Pero el riesgo de volver a romperse es mayor


"LO PEOR NO ES EL DOLOR, SINO LA SOLEDAD"

Mejoré mucho aquellos años, pero mi matrimonio, desde el accidente, no marchaba bien y acabó por romperse. Y entonces fue como si todo volviera a empezar. Me hundí de nuevo. Volví a odiar mi cuerpo, a sentirme un parásito. Y un día me bebí una botella de whisky con una caja de valium.

(...)

Me salvaron. Mi hija me salvó otra vez.

(...)

No te impresiones... Quitarte la vida es muy fácil, te lo aseguro. No es una cosa del otro mundo. Yo he estado coqueteando con el suicidio durante todos estos años. El accidente me hizo perder el miedo a la muerte. Yo, cuando recibí el tiro, creía que me iba a morir, vi la muerte y la acepté. Al salvarme, comprendí que la muerte no era para tanto. No tengo miedo a nada. Al dolor físico no le tengo miedo. Es peor la humillación, la soledad.

Los psiquiatras me han dicho que no había superado mi accidente. Salir adelante me va a costar toda una vida. Es muy duro ser parapléjica. Sobre mi silla de ruedas, la gente no ve una persona, ve un problema. Y yo a veces también.

 

La importancia de sentirse persona


Pero ahora me alegro. Estoy contenta de no haberlo conseguido. Creo que al rendirme hubiera provocado mucho desaliento a mi hija y a mi familia. Un suicidio crea una atmósfera de pesimismo que tira a los demás para abajo, y a veces ellos se sienten culpables.

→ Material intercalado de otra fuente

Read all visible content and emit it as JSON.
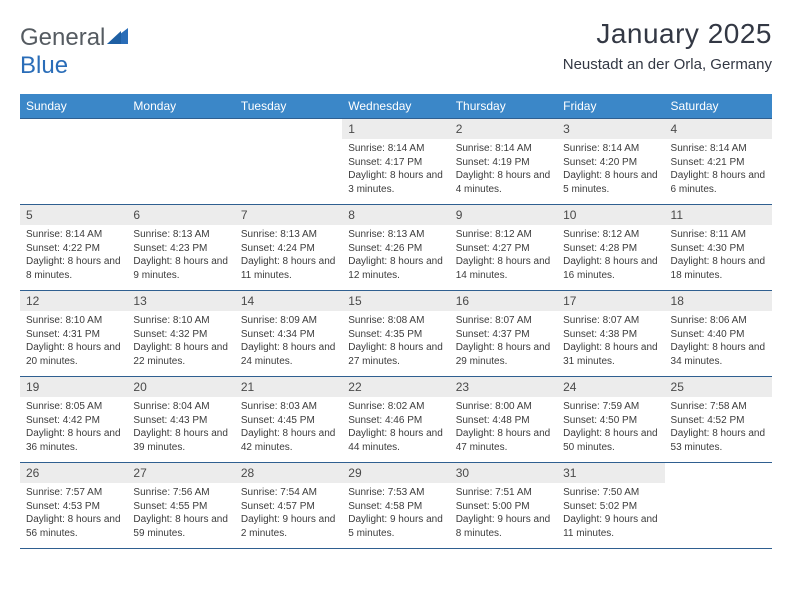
{
  "brand": {
    "part1": "General",
    "part2": "Blue"
  },
  "title": "January 2025",
  "location": "Neustadt an der Orla, Germany",
  "colors": {
    "header_bg": "#3b87c8",
    "header_text": "#ffffff",
    "row_border": "#2f5f90",
    "daynum_bg": "#ececec",
    "body_text": "#3c3c3c",
    "brand_gray": "#555b61",
    "brand_blue": "#2a6db8",
    "background": "#ffffff"
  },
  "typography": {
    "title_fontsize_pt": 21,
    "location_fontsize_pt": 11,
    "weekday_fontsize_pt": 9,
    "cell_fontsize_pt": 7.5
  },
  "weekdays": [
    "Sunday",
    "Monday",
    "Tuesday",
    "Wednesday",
    "Thursday",
    "Friday",
    "Saturday"
  ],
  "weeks": [
    [
      null,
      null,
      null,
      {
        "d": "1",
        "sr": "8:14 AM",
        "ss": "4:17 PM",
        "dh": 8,
        "dm": 3
      },
      {
        "d": "2",
        "sr": "8:14 AM",
        "ss": "4:19 PM",
        "dh": 8,
        "dm": 4
      },
      {
        "d": "3",
        "sr": "8:14 AM",
        "ss": "4:20 PM",
        "dh": 8,
        "dm": 5
      },
      {
        "d": "4",
        "sr": "8:14 AM",
        "ss": "4:21 PM",
        "dh": 8,
        "dm": 6
      }
    ],
    [
      {
        "d": "5",
        "sr": "8:14 AM",
        "ss": "4:22 PM",
        "dh": 8,
        "dm": 8
      },
      {
        "d": "6",
        "sr": "8:13 AM",
        "ss": "4:23 PM",
        "dh": 8,
        "dm": 9
      },
      {
        "d": "7",
        "sr": "8:13 AM",
        "ss": "4:24 PM",
        "dh": 8,
        "dm": 11
      },
      {
        "d": "8",
        "sr": "8:13 AM",
        "ss": "4:26 PM",
        "dh": 8,
        "dm": 12
      },
      {
        "d": "9",
        "sr": "8:12 AM",
        "ss": "4:27 PM",
        "dh": 8,
        "dm": 14
      },
      {
        "d": "10",
        "sr": "8:12 AM",
        "ss": "4:28 PM",
        "dh": 8,
        "dm": 16
      },
      {
        "d": "11",
        "sr": "8:11 AM",
        "ss": "4:30 PM",
        "dh": 8,
        "dm": 18
      }
    ],
    [
      {
        "d": "12",
        "sr": "8:10 AM",
        "ss": "4:31 PM",
        "dh": 8,
        "dm": 20
      },
      {
        "d": "13",
        "sr": "8:10 AM",
        "ss": "4:32 PM",
        "dh": 8,
        "dm": 22
      },
      {
        "d": "14",
        "sr": "8:09 AM",
        "ss": "4:34 PM",
        "dh": 8,
        "dm": 24
      },
      {
        "d": "15",
        "sr": "8:08 AM",
        "ss": "4:35 PM",
        "dh": 8,
        "dm": 27
      },
      {
        "d": "16",
        "sr": "8:07 AM",
        "ss": "4:37 PM",
        "dh": 8,
        "dm": 29
      },
      {
        "d": "17",
        "sr": "8:07 AM",
        "ss": "4:38 PM",
        "dh": 8,
        "dm": 31
      },
      {
        "d": "18",
        "sr": "8:06 AM",
        "ss": "4:40 PM",
        "dh": 8,
        "dm": 34
      }
    ],
    [
      {
        "d": "19",
        "sr": "8:05 AM",
        "ss": "4:42 PM",
        "dh": 8,
        "dm": 36
      },
      {
        "d": "20",
        "sr": "8:04 AM",
        "ss": "4:43 PM",
        "dh": 8,
        "dm": 39
      },
      {
        "d": "21",
        "sr": "8:03 AM",
        "ss": "4:45 PM",
        "dh": 8,
        "dm": 42
      },
      {
        "d": "22",
        "sr": "8:02 AM",
        "ss": "4:46 PM",
        "dh": 8,
        "dm": 44
      },
      {
        "d": "23",
        "sr": "8:00 AM",
        "ss": "4:48 PM",
        "dh": 8,
        "dm": 47
      },
      {
        "d": "24",
        "sr": "7:59 AM",
        "ss": "4:50 PM",
        "dh": 8,
        "dm": 50
      },
      {
        "d": "25",
        "sr": "7:58 AM",
        "ss": "4:52 PM",
        "dh": 8,
        "dm": 53
      }
    ],
    [
      {
        "d": "26",
        "sr": "7:57 AM",
        "ss": "4:53 PM",
        "dh": 8,
        "dm": 56
      },
      {
        "d": "27",
        "sr": "7:56 AM",
        "ss": "4:55 PM",
        "dh": 8,
        "dm": 59
      },
      {
        "d": "28",
        "sr": "7:54 AM",
        "ss": "4:57 PM",
        "dh": 9,
        "dm": 2
      },
      {
        "d": "29",
        "sr": "7:53 AM",
        "ss": "4:58 PM",
        "dh": 9,
        "dm": 5
      },
      {
        "d": "30",
        "sr": "7:51 AM",
        "ss": "5:00 PM",
        "dh": 9,
        "dm": 8
      },
      {
        "d": "31",
        "sr": "7:50 AM",
        "ss": "5:02 PM",
        "dh": 9,
        "dm": 11
      },
      null
    ]
  ]
}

Y los retos que he conseguido después... también merecen la pena. Te parecerá extraño pero una de las mejores experiencias ha sido recuperar mi vida afectiva y sexual. Hasta ahora no es que tuviera un impedimento físico, sino que no me sentía mujer. Recuperar el amor y el sentir que das, que te entregas, que te valoran, te necesitan y te sienten como una mujer es impresionante. Ha sido otro gran vuelco en mi vida. Ahora las cosas tienen otro brillo, y yo, otra alegría y seguridad.

 

A pesar de todo se puede ser muy normal


Ahora tengo amigos que me consultan sus problemas o mantengo conversaciones por Internet con amigos tetraplégicos que pierden la esperanza. Muchos se sienten muy solos. Hay gente que me dice que le ayuda hablar conmigo, que les sube el ánimo cuando me ven, que le doy buen rollo. ¿Que si les ayudo? No sé si tanto... Pero puede que les haya dado algún empujoncito. Algunos me los han dicho. Simplemente por eso, y por mi hija, ya no merecía la pena morir. Ahora lo tengo claro... si puedo compartir, si puedo sentir, si puedo ayudar a los demás, entonces puedo vivir.